Hi Amey - I am seriously no expert on slippers - paphs or phrags - everything I know comes from just a little experience, and a lot of reliance on the real experts - Geoff Hands is my go-to man on this one - and I read the books to the trade (i.e., slipper orchids manuals by well-known authorities/breeders), and have known one truly gifted hybridizer personally. Anyway, I can tell you what I've learned to do. First, I do repot my slippers in S/H as soon as I can - they are particularly suited to it. They live in front of my south-facing window, but it has an overhang above it that shades them more in the summer than in the winter. Phrags get brighter light than the paphs, but somewhat less than catts, (and green-leafed paphs get more light than the mottled-green ones, if that helps at all. Oh, and my paphs seem to do fine under grow lights, but I keep the phrags much closer to the natural light.

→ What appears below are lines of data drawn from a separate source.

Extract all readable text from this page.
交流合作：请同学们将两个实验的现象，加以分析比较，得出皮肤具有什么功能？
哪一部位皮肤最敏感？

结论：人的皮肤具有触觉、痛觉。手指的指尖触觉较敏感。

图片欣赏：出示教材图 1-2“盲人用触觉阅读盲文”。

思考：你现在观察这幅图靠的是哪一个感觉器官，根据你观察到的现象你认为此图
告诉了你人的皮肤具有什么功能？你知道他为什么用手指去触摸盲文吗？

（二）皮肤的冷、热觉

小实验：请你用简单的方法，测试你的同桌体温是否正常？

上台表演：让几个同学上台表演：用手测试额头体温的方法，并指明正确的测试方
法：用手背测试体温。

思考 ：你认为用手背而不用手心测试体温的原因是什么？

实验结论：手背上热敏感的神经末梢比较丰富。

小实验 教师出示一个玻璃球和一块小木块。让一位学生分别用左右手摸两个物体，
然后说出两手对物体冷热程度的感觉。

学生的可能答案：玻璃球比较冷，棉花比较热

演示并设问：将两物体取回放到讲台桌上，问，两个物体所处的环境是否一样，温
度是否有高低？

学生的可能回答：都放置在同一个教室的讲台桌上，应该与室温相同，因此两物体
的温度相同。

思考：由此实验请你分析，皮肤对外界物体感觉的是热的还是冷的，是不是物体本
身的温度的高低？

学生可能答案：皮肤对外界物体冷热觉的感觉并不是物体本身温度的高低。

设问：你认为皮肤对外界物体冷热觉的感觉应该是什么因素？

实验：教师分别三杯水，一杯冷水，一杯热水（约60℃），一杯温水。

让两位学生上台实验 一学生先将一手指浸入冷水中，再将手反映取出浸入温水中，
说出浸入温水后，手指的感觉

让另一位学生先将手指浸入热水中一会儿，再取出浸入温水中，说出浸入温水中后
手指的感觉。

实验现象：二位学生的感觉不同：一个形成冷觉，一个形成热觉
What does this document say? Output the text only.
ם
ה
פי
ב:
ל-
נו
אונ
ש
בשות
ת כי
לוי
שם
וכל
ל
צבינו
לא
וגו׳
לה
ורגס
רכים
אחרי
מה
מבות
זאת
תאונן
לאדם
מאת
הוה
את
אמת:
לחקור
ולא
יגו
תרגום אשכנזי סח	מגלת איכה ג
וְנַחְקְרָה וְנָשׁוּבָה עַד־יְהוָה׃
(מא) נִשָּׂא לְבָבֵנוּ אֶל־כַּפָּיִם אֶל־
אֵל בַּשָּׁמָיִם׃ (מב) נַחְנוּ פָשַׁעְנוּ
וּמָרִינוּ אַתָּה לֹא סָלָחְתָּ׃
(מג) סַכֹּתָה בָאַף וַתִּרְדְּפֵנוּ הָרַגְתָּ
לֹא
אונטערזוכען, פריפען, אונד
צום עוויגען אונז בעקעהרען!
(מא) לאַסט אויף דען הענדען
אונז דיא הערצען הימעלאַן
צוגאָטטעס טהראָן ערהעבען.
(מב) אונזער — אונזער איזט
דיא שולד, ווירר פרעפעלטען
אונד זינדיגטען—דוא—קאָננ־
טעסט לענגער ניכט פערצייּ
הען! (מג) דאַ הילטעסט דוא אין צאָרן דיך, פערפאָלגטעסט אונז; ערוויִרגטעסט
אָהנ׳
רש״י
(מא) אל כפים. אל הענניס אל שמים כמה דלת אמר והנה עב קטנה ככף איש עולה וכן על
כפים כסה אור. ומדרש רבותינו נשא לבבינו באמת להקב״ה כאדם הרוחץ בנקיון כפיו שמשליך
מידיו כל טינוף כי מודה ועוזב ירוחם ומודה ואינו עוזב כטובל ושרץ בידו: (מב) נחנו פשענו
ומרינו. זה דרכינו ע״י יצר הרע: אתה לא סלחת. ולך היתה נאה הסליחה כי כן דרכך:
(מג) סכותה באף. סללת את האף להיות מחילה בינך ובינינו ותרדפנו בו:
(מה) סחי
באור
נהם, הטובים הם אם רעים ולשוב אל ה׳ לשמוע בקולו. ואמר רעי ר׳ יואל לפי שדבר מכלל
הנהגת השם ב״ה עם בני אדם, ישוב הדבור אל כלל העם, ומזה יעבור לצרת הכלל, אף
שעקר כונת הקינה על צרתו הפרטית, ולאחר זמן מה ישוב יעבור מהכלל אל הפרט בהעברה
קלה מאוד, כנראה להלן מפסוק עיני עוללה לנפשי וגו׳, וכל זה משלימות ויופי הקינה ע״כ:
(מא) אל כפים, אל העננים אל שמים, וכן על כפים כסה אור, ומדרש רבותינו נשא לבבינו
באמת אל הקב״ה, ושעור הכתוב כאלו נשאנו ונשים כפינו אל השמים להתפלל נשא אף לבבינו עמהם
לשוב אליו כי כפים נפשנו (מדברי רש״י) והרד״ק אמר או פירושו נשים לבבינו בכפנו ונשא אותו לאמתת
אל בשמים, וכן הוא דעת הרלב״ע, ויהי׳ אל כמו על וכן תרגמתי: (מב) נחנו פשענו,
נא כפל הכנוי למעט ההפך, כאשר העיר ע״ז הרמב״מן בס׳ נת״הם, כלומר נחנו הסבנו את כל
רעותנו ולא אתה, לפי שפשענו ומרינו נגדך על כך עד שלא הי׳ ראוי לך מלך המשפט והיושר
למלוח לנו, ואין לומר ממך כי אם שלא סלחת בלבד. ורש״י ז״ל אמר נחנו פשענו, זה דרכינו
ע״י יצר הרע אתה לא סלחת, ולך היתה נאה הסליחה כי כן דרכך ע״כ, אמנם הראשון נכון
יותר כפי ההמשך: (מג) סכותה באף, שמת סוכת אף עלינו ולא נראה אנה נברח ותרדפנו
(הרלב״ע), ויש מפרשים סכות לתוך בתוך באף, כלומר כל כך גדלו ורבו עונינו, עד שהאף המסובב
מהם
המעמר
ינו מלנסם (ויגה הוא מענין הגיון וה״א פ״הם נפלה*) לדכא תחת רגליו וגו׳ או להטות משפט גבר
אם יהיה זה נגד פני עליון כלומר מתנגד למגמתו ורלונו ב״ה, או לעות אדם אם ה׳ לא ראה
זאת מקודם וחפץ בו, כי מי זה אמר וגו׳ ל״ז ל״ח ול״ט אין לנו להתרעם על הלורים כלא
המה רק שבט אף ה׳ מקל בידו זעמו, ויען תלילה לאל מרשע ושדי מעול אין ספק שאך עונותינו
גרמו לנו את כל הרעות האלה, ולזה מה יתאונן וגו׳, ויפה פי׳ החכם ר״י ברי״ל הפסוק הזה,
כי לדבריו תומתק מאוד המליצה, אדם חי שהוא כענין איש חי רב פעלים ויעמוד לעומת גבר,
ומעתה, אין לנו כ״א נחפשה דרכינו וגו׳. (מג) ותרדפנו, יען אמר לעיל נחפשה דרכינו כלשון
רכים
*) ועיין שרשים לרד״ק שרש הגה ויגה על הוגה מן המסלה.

When I see a particularly large plant, I always check for old spikes, so that I know this particular plant at least has bloomed before. Sometimes a large plant with no signs of blooms can mean it is going to be a reluctant, or lazy, bloomer - and if it shows no signs of having been recently repotted, I usually find that it has become seriously pot-bound and many of the new roots have already suffocated and started to rot - which means that much longer to recover from a good, thorough cleanup.
I suspect that a north/east window will not be bright enough, but I honestly can't say for sure. Repotting, especially in S/H should help correct the dehydration- one thing I can say is that all my phrags have very healthy new growth. The crucial thing for me to do is remember to water them, because they take such good charge of themselves. Oh, and I have all my slippers near the humidifiers, where the humidity is about 80%, and near the fans, where they get constant air movement. They stay around 68-74 degrees, give or take a few, because I can't manipulate their environment beyond placing them where they are, and misting them every day for goo measure. Last year I made the mistake of putting my paphs outside in the shade - too hot, too much light, too dry, etc - not a good result.
I know you have far more knowledge and experience than I do, so I feel a little funny about even trying to explain why I do what I do - within a very short amount of time, you'll have figured it all out for yourself.
(Oh, one last thing - phrags are very sensitive to water quality - rain water or reverse osmosis is best if your tap water isn't pH-balanced, and relatively pure.)